The Hollywood Reporter described the events at yesterday's GE shareholder meeting in its story "Drama at GE Shareholder Meeting."

In addition, here is our first hand account from yesterday's meeting. Deneen is my wife.

Censorship and limited government was a theme at the General Electric (GE) shareholder meeting in Orlando, FL.

Deneen had the opportunity to ask the first question, directed at GE CEO Jeff Immelt. She inquired whether he tried to silence anti-Obama criticism on CNBC as it was reported in the media. The New York Post reported that GE executives were concerned that CNBC was perceived as too critical of President Obama. Immelt responded that he does not interfere with the opinions of his networks even though he doesn't necessarily agree with them.

Deneen's concern is Immelt will do anything to preserve a favorable relationship with Obama in order to sell GE's green technologies. At some point in Deneen's dialogue with Immelt, Deneen's microphone was shut off.

I told Immelt he was not only a threat to shareholders but also to liberty and limited government. I reminded Immelt that the company's stock was underperforming the stock market before the economic crisis.

I advised Immelt that we have an online petition that encourages GE never to trade with enemies, to stop pursuing cap-and-trade legislation that would raise energy prices, and that he uses his media empire to advance his agenda.

I also told Immelt that "We surround you" and that it was time for a "GE Tea Party" to reign in this out of control corporation.

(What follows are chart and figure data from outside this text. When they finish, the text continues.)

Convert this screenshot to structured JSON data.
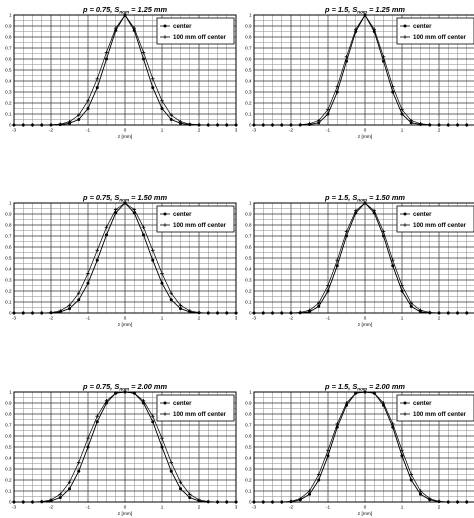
{
  "chart_data": [
    {
      "type": "line",
      "title": "p = 0.75, Snom = 1.25 mm",
      "title_parts": {
        "p_symbol": "p",
        "p_value": " = 0.75, ",
        "s_symbol": "S",
        "s_subscript": "nom",
        "s_value": " = 1.25 mm"
      },
      "xlabel": "z [mm]",
      "xlim": [
        -3,
        3
      ],
      "ylim": [
        0,
        1
      ],
      "xticks": [
        "-3",
        "-2",
        "-1",
        "0",
        "1",
        "2",
        "3"
      ],
      "yticks": [
        "0",
        "0.1",
        "0.2",
        "0.3",
        "0.4",
        "0.5",
        "0.6",
        "0.7",
        "0.8",
        "0.9",
        "1"
      ],
      "grid": true,
      "legend_position": "top-right",
      "series": [
        {
          "name": "center",
          "marker": "circle",
          "x": [
            -3,
            -2.75,
            -2.5,
            -2.25,
            -2,
            -1.75,
            -1.5,
            -1.25,
            -1,
            -0.75,
            -0.5,
            -0.25,
            0,
            0.25,
            0.5,
            0.75,
            1,
            1.25,
            1.5,
            1.75,
            2,
            2.25,
            2.5,
            2.75,
            3
          ],
          "y": [
            0,
            0,
            0,
            0,
            0,
            0.003,
            0.015,
            0.05,
            0.15,
            0.34,
            0.6,
            0.86,
            1,
            0.86,
            0.6,
            0.34,
            0.15,
            0.05,
            0.015,
            0.003,
            0,
            0,
            0,
            0,
            0
          ]
        },
        {
          "name": "100 mm off center",
          "marker": "plus",
          "x": [
            -3,
            -2.75,
            -2.5,
            -2.25,
            -2,
            -1.75,
            -1.5,
            -1.25,
            -1,
            -0.75,
            -0.5,
            -0.25,
            0,
            0.25,
            0.5,
            0.75,
            1,
            1.25,
            1.5,
            1.75,
            2,
            2.25,
            2.5,
            2.75,
            3
          ],
          "y": [
            0,
            0,
            0,
            0,
            0.002,
            0.008,
            0.03,
            0.09,
            0.22,
            0.42,
            0.66,
            0.88,
            1,
            0.88,
            0.66,
            0.42,
            0.22,
            0.09,
            0.03,
            0.008,
            0.002,
            0,
            0,
            0,
            0
          ]
        }
      ]
    },
    {
      "type": "line",
      "title": "p = 1.5, Snom = 1.25 mm",
      "title_parts": {
        "p_symbol": "p",
        "p_value": " = 1.5, ",
        "s_symbol": "S",
        "s_subscript": "nom",
        "s_value": " = 1.25 mm"
      },
      "xlabel": "z [mm]",
      "xlim": [
        -3,
        3
      ],
      "ylim": [
        0,
        1
      ],
      "xticks": [
        "-3",
        "-2",
        "-1",
        "0",
        "1",
        "2",
        "3"
      ],
      "yticks": [
        "0",
        "0.1",
        "0.2",
        "0.3",
        "0.4",
        "0.5",
        "0.6",
        "0.7",
        "0.8",
        "0.9",
        "1"
      ],
      "grid": true,
      "legend_position": "top-right",
      "series": [
        {
          "name": "center",
          "marker": "circle",
          "x": [
            -3,
            -2.75,
            -2.5,
            -2.25,
            -2,
            -1.75,
            -1.5,
            -1.25,
            -1,
            -0.75,
            -0.5,
            -0.25,
            0,
            0.25,
            0.5,
            0.75,
            1,
            1.25,
            1.5,
            1.75,
            2,
            2.25,
            2.5,
            2.75,
            3
          ],
          "y": [
            0,
            0,
            0,
            0,
            0,
            0,
            0.005,
            0.02,
            0.1,
            0.3,
            0.58,
            0.85,
            1,
            0.85,
            0.58,
            0.3,
            0.1,
            0.02,
            0.005,
            0,
            0,
            0,
            0,
            0,
            0
          ]
        },
        {
          "name": "100 mm off center",
          "marker": "plus",
          "x": [
            -3,
            -2.75,
            -2.5,
            -2.25,
            -2,
            -1.75,
            -1.5,
            -1.25,
            -1,
            -0.75,
            -0.5,
            -0.25,
            0,
            0.25,
            0.5,
            0.75,
            1,
            1.25,
            1.5,
            1.75,
            2,
            2.25,
            2.5,
            2.75,
            3
          ],
          "y": [
            0,
            0,
            0,
            0,
            0,
            0.003,
            0.012,
            0.04,
            0.14,
            0.35,
            0.62,
            0.87,
            1,
            0.87,
            0.62,
            0.35,
            0.14,
            0.04,
            0.012,
            0.003,
            0,
            0,
            0,
            0,
            0
          ]
        }
      ]
    },
    {
      "type": "line",
      "title": "p = 0.75, Snom = 1.50 mm",
      "title_parts": {
        "p_symbol": "p",
        "p_value": " = 0.75, ",
        "s_symbol": "S",
        "s_subscript": "nom",
        "s_value": " = 1.50 mm"
      },
      "xlabel": "z [mm]",
      "xlim": [
        -3,
        3
      ],
      "ylim": [
        0,
        1
      ],
      "xticks": [
        "-3",
        "-2",
        "-1",
        "0",
        "1",
        "2",
        "3"
      ],
      "yticks": [
        "0",
        "0.1",
        "0.2",
        "0.3",
        "0.4",
        "0.5",
        "0.6",
        "0.7",
        "0.8",
        "0.9",
        "1"
      ],
      "grid": true,
      "legend_position": "top-right",
      "series": [
        {
          "name": "center",
          "marker": "circle",
          "x": [
            -3,
            -2.75,
            -2.5,
            -2.25,
            -2,
            -1.75,
            -1.5,
            -1.25,
            -1,
            -0.75,
            -0.5,
            -0.25,
            0,
            0.25,
            0.5,
            0.75,
            1,
            1.25,
            1.5,
            1.75,
            2,
            2.25,
            2.5,
            2.75,
            3
          ],
          "y": [
            0,
            0,
            0,
            0,
            0.002,
            0.01,
            0.04,
            0.12,
            0.27,
            0.48,
            0.71,
            0.91,
            1,
            0.91,
            0.71,
            0.48,
            0.27,
            0.12,
            0.04,
            0.01,
            0.002,
            0,
            0,
            0,
            0
          ]
        },
        {
          "name": "100 mm off center",
          "marker": "plus",
          "x": [
            -3,
            -2.75,
            -2.5,
            -2.25,
            -2,
            -1.75,
            -1.5,
            -1.25,
            -1,
            -0.75,
            -0.5,
            -0.25,
            0,
            0.25,
            0.5,
            0.75,
            1,
            1.25,
            1.5,
            1.75,
            2,
            2.25,
            2.5,
            2.75,
            3
          ],
          "y": [
            0,
            0,
            0,
            0,
            0.004,
            0.02,
            0.07,
            0.18,
            0.36,
            0.57,
            0.78,
            0.94,
            1,
            0.94,
            0.78,
            0.57,
            0.36,
            0.18,
            0.07,
            0.02,
            0.004,
            0,
            0,
            0,
            0
          ]
        }
      ]
    },
    {
      "type": "line",
      "title": "p = 1.5, Snom = 1.50 mm",
      "title_parts": {
        "p_symbol": "p",
        "p_value": " = 1.5, ",
        "s_symbol": "S",
        "s_subscript": "nom",
        "s_value": " = 1.50 mm"
      },
      "xlabel": "z [mm]",
      "xlim": [
        -3,
        3
      ],
      "ylim": [
        0,
        1
      ],
      "xticks": [
        "-3",
        "-2",
        "-1",
        "0",
        "1",
        "2",
        "3"
      ],
      "yticks": [
        "0",
        "0.1",
        "0.2",
        "0.3",
        "0.4",
        "0.5",
        "0.6",
        "0.7",
        "0.8",
        "0.9",
        "1"
      ],
      "grid": true,
      "legend_position": "top-right",
      "series": [
        {
          "name": "center",
          "marker": "circle",
          "x": [
            -3,
            -2.75,
            -2.5,
            -2.25,
            -2,
            -1.75,
            -1.5,
            -1.25,
            -1,
            -0.75,
            -0.5,
            -0.25,
            0,
            0.25,
            0.5,
            0.75,
            1,
            1.25,
            1.5,
            1.75,
            2,
            2.25,
            2.5,
            2.75,
            3
          ],
          "y": [
            0,
            0,
            0,
            0,
            0,
            0.002,
            0.01,
            0.06,
            0.2,
            0.43,
            0.7,
            0.91,
            1,
            0.91,
            0.7,
            0.43,
            0.2,
            0.06,
            0.01,
            0.002,
            0,
            0,
            0,
            0,
            0
          ]
        },
        {
          "name": "100 mm off center",
          "marker": "plus",
          "x": [
            -3,
            -2.75,
            -2.5,
            -2.25,
            -2,
            -1.75,
            -1.5,
            -1.25,
            -1,
            -0.75,
            -0.5,
            -0.25,
            0,
            0.25,
            0.5,
            0.75,
            1,
            1.25,
            1.5,
            1.75,
            2,
            2.25,
            2.5,
            2.75,
            3
          ],
          "y": [
            0,
            0,
            0,
            0,
            0.001,
            0.005,
            0.025,
            0.09,
            0.25,
            0.48,
            0.74,
            0.93,
            1,
            0.93,
            0.74,
            0.48,
            0.25,
            0.09,
            0.025,
            0.005,
            0.001,
            0,
            0,
            0,
            0
          ]
        }
      ]
    },
    {
      "type": "line",
      "title": "p = 0.75, Snom = 2.00 mm",
      "title_parts": {
        "p_symbol": "p",
        "p_value": " = 0.75, ",
        "s_symbol": "S",
        "s_subscript": "nom",
        "s_value": " = 2.00 mm"
      },
      "xlabel": "z [mm]",
      "xlim": [
        -3,
        3
      ],
      "ylim": [
        0,
        1
      ],
      "xticks": [
        "-3",
        "-2",
        "-1",
        "0",
        "1",
        "2",
        "3"
      ],
      "yticks": [
        "0",
        "0.1",
        "0.2",
        "0.3",
        "0.4",
        "0.5",
        "0.6",
        "0.7",
        "0.8",
        "0.9",
        "1"
      ],
      "grid": true,
      "legend_position": "top-right",
      "series": [
        {
          "name": "center",
          "marker": "circle",
          "x": [
            -3,
            -2.75,
            -2.5,
            -2.25,
            -2,
            -1.75,
            -1.5,
            -1.25,
            -1,
            -0.75,
            -0.5,
            -0.25,
            0,
            0.25,
            0.5,
            0.75,
            1,
            1.25,
            1.5,
            1.75,
            2,
            2.25,
            2.5,
            2.75,
            3
          ],
          "y": [
            0,
            0,
            0,
            0.002,
            0.01,
            0.04,
            0.12,
            0.28,
            0.5,
            0.73,
            0.9,
            0.99,
            1,
            0.99,
            0.9,
            0.73,
            0.5,
            0.28,
            0.12,
            0.04,
            0.01,
            0.002,
            0,
            0,
            0
          ]
        },
        {
          "name": "100 mm off center",
          "marker": "plus",
          "x": [
            -3,
            -2.75,
            -2.5,
            -2.25,
            -2,
            -1.75,
            -1.5,
            -1.25,
            -1,
            -0.75,
            -0.5,
            -0.25,
            0,
            0.25,
            0.5,
            0.75,
            1,
            1.25,
            1.5,
            1.75,
            2,
            2.25,
            2.5,
            2.75,
            3
          ],
          "y": [
            0,
            0,
            0,
            0.004,
            0.02,
            0.07,
            0.18,
            0.36,
            0.58,
            0.78,
            0.92,
            0.99,
            1,
            0.99,
            0.92,
            0.78,
            0.58,
            0.36,
            0.18,
            0.07,
            0.02,
            0.004,
            0,
            0,
            0
          ]
        }
      ]
    },
    {
      "type": "line",
      "title": "p = 1.5, Snom = 2.00 mm",
      "title_parts": {
        "p_symbol": "p",
        "p_value": " = 1.5, ",
        "s_symbol": "S",
        "s_subscript": "nom",
        "s_value": " = 2.00 mm"
      },
      "xlabel": "z [mm]",
      "xlim": [
        -3,
        3
      ],
      "ylim": [
        0,
        1
      ],
      "xticks": [
        "-3",
        "-2",
        "-1",
        "0",
        "1",
        "2",
        "3"
      ],
      "yticks": [
        "0",
        "0.1",
        "0.2",
        "0.3",
        "0.4",
        "0.5",
        "0.6",
        "0.7",
        "0.8",
        "0.9",
        "1"
      ],
      "grid": true,
      "legend_position": "top-right",
      "series": [
        {
          "name": "center",
          "marker": "circle",
          "x": [
            -3,
            -2.75,
            -2.5,
            -2.25,
            -2,
            -1.75,
            -1.5,
            -1.25,
            -1,
            -0.75,
            -0.5,
            -0.25,
            0,
            0.25,
            0.5,
            0.75,
            1,
            1.25,
            1.5,
            1.75,
            2,
            2.25,
            2.5,
            2.75,
            3
          ],
          "y": [
            0,
            0,
            0,
            0,
            0.003,
            0.02,
            0.07,
            0.2,
            0.42,
            0.68,
            0.88,
            0.99,
            1,
            0.99,
            0.88,
            0.68,
            0.42,
            0.2,
            0.07,
            0.02,
            0.003,
            0,
            0,
            0,
            0
          ]
        },
        {
          "name": "100 mm off center",
          "marker": "plus",
          "x": [
            -3,
            -2.75,
            -2.5,
            -2.25,
            -2,
            -1.75,
            -1.5,
            -1.25,
            -1,
            -0.75,
            -0.5,
            -0.25,
            0,
            0.25,
            0.5,
            0.75,
            1,
            1.25,
            1.5,
            1.75,
            2,
            2.25,
            2.5,
            2.75,
            3
          ],
          "y": [
            0,
            0,
            0,
            0,
            0.006,
            0.03,
            0.1,
            0.25,
            0.47,
            0.71,
            0.9,
            0.99,
            1,
            0.99,
            0.9,
            0.71,
            0.47,
            0.25,
            0.1,
            0.03,
            0.006,
            0,
            0,
            0,
            0
          ]
        }
      ]
    }
  ]
}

In cutting off Deneen's microphone when she asked about media bias at CNBC (GE restored the mike when Deneen kept talking anyway), and then cutting off the mike of Fox producer Jesse Waters, when Watters asked about Keith Olbermann's handling of the Janeane Garofalo interview, GE showed itself to be defensive. (It also showed itself to be ineffective, as the next person up at a microphone was Tom Borelli, who asked Immelt about GE's business with Iran; GE's lobbying for cap-and-trade, and GE's double-hit on senior citizen stockholders [by cutting dividends after saying it wouldn't while lobbying for cap-and-trade regulations that will dramatically raise consumer energy prices].) It's no wonder GE is defensive. As Tom's pointed questions, and Bill O'Reilly's comments tonight on the Glenn Beck TV show ("We're in an area right now that makes Watergate look like a Shirley Temple movie.") illustrate, the best that can be said about General Electric is that it is hip deep in conflict of interest. It's running TV networks that prop up liberalism, the global warming issue and Obama, while privately lobbying hard for cap-and-trade, from which it intends to profit heavily. (It is that last angle that I believe we can expect O'Reilly to illuminate tonight.) Meantime, in an apparent counterattack against Tom Borelli for his long-time free-market activism against GE's left-wing activism, media allegations are being made that Tom is employed by or is on the payroll of Fox News. This allegation is incorrect. Tom is not now nor has he ever been employed, paid or funded by Fox News. He is employed by the National Center for Public Policy Research to co-direct its Free Enterprise Project and, separately, he is co-director of the Free Enterprise Action Fund mutual fund. In these capacities Tom attends many shareholder meetings (such as one in March in which Disney CEO Robert Iger swore at him), including each of the last four GE shareholder meetings. False arguments that the Borellis are agents of Fox News are a diversion intended to take interest away from GE's use of media outlets it owns to promote left-wing activism and global warming policies from which it can handsomely profit. Full disclosure: I am employed by the National Center for Public Policy Research, which is involved in this story and which employs Tom Borelli and Deneen Borelli, mentioned above.